Nah, sebagai orangtua Anda tidak perlu merasa bingung, yang perlu Anda lakukan agar sikap anak Anda tidak seperti itu adalah memberikan dukungan kepada anak Anda. Seperti apa dukungan yang bisa Anda berikan? Simak tips berikut ini:

 

1. Empati dan Hindari Mempermalukannya

Selain rasa simpati, sebagai orangtua Anda juga wajib memiliki rasa empati terhadap anak Anda. Akui apa yang dirasakan anak Anda tanpa menghakiminya. Bantu anak Anda untuk merasa lebih baik mengenai apa yang sedang terjadi padanya. Berikan kesan kepadanya bahwa suatu kesalahan yang ia lakukan tidak semuanya membuat ia terlihat buruk. Motivasi ia untuk menjadi lebih baik dari hari ke hari.

2. Ajarkan “Dasar interaksi sosial” kepada Anak Anda
Interaksi sosial dasar yang bisa Anda ajarkan kepada anak Anda yaitu bagaimana merespon teman sebayanya, seperti kontak mata, berjabat tangan, tersenyum dan basa-basi yang sopan. Bila perlu, buatlah permainan tentang meningkatkan kemampuan sosial dan praktikkan di rumah.

3. Bantu anak Anda untuk belajar bagaimana caranya menjalin persahabatan

Ketika sedang bermain di taman atau ketika ada pesta ulangtahun temannya, ajarkan anak Anda untuk berkenalan dengan anak-anak lain yang hadir di sana, seperti memperkenalkan diri. Selain itu juga, cara seperti ini akan meningkatkan rasa percaya dirinya dan keberaniannya.

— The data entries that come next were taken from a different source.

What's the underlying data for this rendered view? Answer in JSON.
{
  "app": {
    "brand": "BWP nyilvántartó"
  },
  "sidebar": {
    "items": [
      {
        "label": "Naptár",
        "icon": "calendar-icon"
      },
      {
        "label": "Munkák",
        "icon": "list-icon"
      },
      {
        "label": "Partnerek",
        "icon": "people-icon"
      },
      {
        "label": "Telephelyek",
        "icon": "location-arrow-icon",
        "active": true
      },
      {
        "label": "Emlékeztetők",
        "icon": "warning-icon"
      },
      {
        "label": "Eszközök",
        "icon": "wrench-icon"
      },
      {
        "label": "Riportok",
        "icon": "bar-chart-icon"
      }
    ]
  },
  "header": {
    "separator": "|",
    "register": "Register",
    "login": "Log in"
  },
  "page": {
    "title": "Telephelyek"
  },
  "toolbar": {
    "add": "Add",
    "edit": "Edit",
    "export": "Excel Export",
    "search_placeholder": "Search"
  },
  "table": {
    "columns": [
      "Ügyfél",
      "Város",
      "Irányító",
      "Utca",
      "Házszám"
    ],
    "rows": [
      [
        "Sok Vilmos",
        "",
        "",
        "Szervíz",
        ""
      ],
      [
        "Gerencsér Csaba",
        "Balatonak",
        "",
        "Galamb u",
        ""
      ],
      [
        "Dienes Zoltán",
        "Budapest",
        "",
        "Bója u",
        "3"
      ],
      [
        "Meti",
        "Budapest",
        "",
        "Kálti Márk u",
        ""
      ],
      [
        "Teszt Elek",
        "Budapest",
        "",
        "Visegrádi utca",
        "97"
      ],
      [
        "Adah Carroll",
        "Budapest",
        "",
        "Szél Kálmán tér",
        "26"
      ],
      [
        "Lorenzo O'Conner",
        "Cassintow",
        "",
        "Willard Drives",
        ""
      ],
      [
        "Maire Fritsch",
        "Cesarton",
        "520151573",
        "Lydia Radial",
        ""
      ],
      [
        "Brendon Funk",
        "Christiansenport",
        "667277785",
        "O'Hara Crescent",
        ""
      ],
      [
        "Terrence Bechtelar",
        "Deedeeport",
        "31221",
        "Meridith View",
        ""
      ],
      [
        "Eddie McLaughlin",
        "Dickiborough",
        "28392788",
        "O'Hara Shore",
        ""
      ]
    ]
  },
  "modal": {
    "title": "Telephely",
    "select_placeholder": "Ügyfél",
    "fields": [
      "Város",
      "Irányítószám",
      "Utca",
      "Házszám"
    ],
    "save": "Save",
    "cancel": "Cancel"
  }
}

4. Latih anak Anda untuk Mengekspresikan keinginannya

Semua anak membutuhkan kepercayaan/percaya diri bahwa ia bisa menghandle sesuatu yang terjadi ketika orangtuanya tidak ada di sekitarnya, termasuk ketika ia digoda oleh teman-teman sebayanya. Oleh karena itu, latih anak Anda supaya ia memiliki rasa percaya tinggi yang tinggi dengan mengekspresikan apa yang menjadi keinginannya. Caranya, Anda bisa mengajarinya dengan membaca buku dan mengajaknya berdiskusi.

5. Jangan melabeli Anak Anda “Pemalu”
Banyak orangtua yang mengatakan bahwa, “anak saya pemalu.” Nah, mulai sekarang jangan lagi beranggapan dan melabeli bahwa anak Anda pemalu. Contohnya, ketika teman anak Anda berulang tahun, katakan pada anak Anda untuk memberikan ucapan selamat ulangtahun kepada temannya dan bermainlah hal-hal yang menyenangkan dengan teman-teman lainnya.

6. Jangan paksa anak Anda untuk melakukan sesuatu yang tidak disukainya
Beberapa orangtua mengingikan anaknya harus menjadi seperti yang diinginkan oleh orangtuanya, namun tahukah Anda bahwa cara tersebut dapat membuat anak tertekan? Oleh karena itu, jagan pernah memaksa anak Anda untuk melakukan sesuatu yang tidak disukainya, biarkan anak Anda melakukan dengan caranya sendiri dan keunikannya.